Alumnus Bobby Lee (Ph.D. '17) and team were awarded the Roy Rosenzweig Prize for Creativity in Digital History by the AHA, for their project “Land-Grab Universities” (High Country News, 2020). The database was created through extensive reporting and research into primary source materials, including land patent records, congressional documents, historical bulletins, historical maps, archival and print resources at the National Archives, state repositories and special collections at universities and more. The team researched and mapped the relationship between expropriated Indigenous land, and the land-grant university system.
From the project:
Over the past two years, High Country News has located more than 99% of all Morrill Act acres, identified their original Indigenous inhabitants and caretakers, and researched the principal raised from their sale in the late 19th and early 20th centuries. We reconstructed approximately 10.7 million acres taken from nearly 250 tribes, bands and communities through over 160 violence-backed land cessions, a legal term for the giving up of territory.

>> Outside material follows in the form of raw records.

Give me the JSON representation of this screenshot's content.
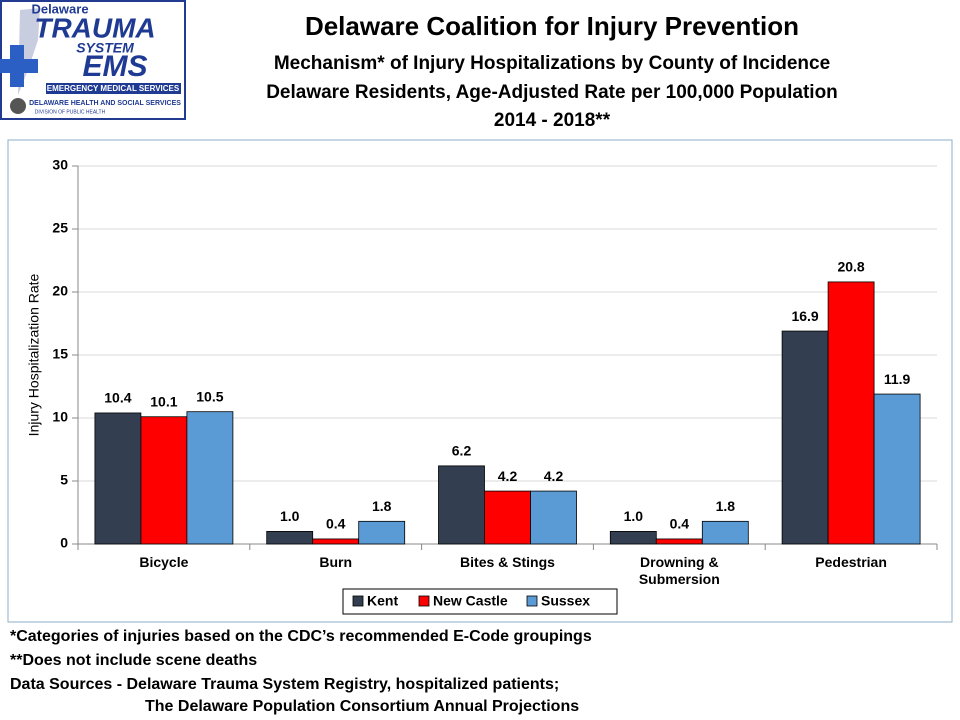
{
  "logo": {
    "lines": [
      "Delaware",
      "TRAUMA",
      "SYSTEM",
      "EMS",
      "EMERGENCY MEDICAL SERVICES",
      "DELAWARE HEALTH AND SOCIAL SERVICES",
      "DIVISION OF PUBLIC HEALTH"
    ]
  },
  "chart_data": {
    "type": "bar",
    "title": "Delaware Coalition for Injury Prevention",
    "subtitle": [
      "Mechanism* of Injury Hospitalizations by County of Incidence",
      "Delaware Residents, Age-Adjusted Rate per 100,000 Population",
      "2014 - 2018**"
    ],
    "y_label": "Injury Hospitalization Rate",
    "categories": [
      "Bicycle",
      "Burn",
      "Bites & Stings",
      "Drowning & Submersion",
      "Pedestrian"
    ],
    "series": [
      {
        "name": "Kent",
        "color": "#333f50",
        "values": [
          10.4,
          1,
          6.2,
          1,
          16.9
        ],
        "value_labels": [
          "10.4",
          "1.0",
          "6.2",
          "1.0",
          "16.9"
        ]
      },
      {
        "name": "New Castle",
        "color": "#ff0000",
        "values": [
          10.1,
          0.4,
          4.2,
          0.4,
          20.8
        ],
        "value_labels": [
          "10.1",
          "0.4",
          "4.2",
          "0.4",
          "20.8"
        ]
      },
      {
        "name": "Sussex",
        "color": "#5b9bd5",
        "values": [
          10.5,
          1.8,
          4.2,
          1.8,
          11.9
        ],
        "value_labels": [
          "10.5",
          "1.8",
          "4.2",
          "1.8",
          "11.9"
        ]
      }
    ],
    "ylim": [
      0,
      30
    ],
    "yticks": [
      0,
      5,
      10,
      15,
      20,
      25,
      30
    ],
    "grid": true,
    "legend": "bottom"
  },
  "footnotes": [
    "*Categories of injuries based on the CDC’s recommended E-Code groupings",
    "**Does not include scene deaths",
    "Data Sources - Delaware Trauma System Registry, hospitalized patients;",
    "The Delaware Population Consortium Annual Projections"
  ]
}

In 2020, UC Berkeley held a series of events addressing UC Berkeley's role as a land grab institution. Earlier this year, the Myers Center and Native American Student Development issued a report (link is external)to pull out key learnings, models, examples of best practices, recommendations and potential for action to help the campus reckon with its past and consider options to move forward in a more just manner.
Lee is currently an Assistant Professor at Cambridge University, who focuses on Indigenous dispossession and US state formation in the nineteenth century American West.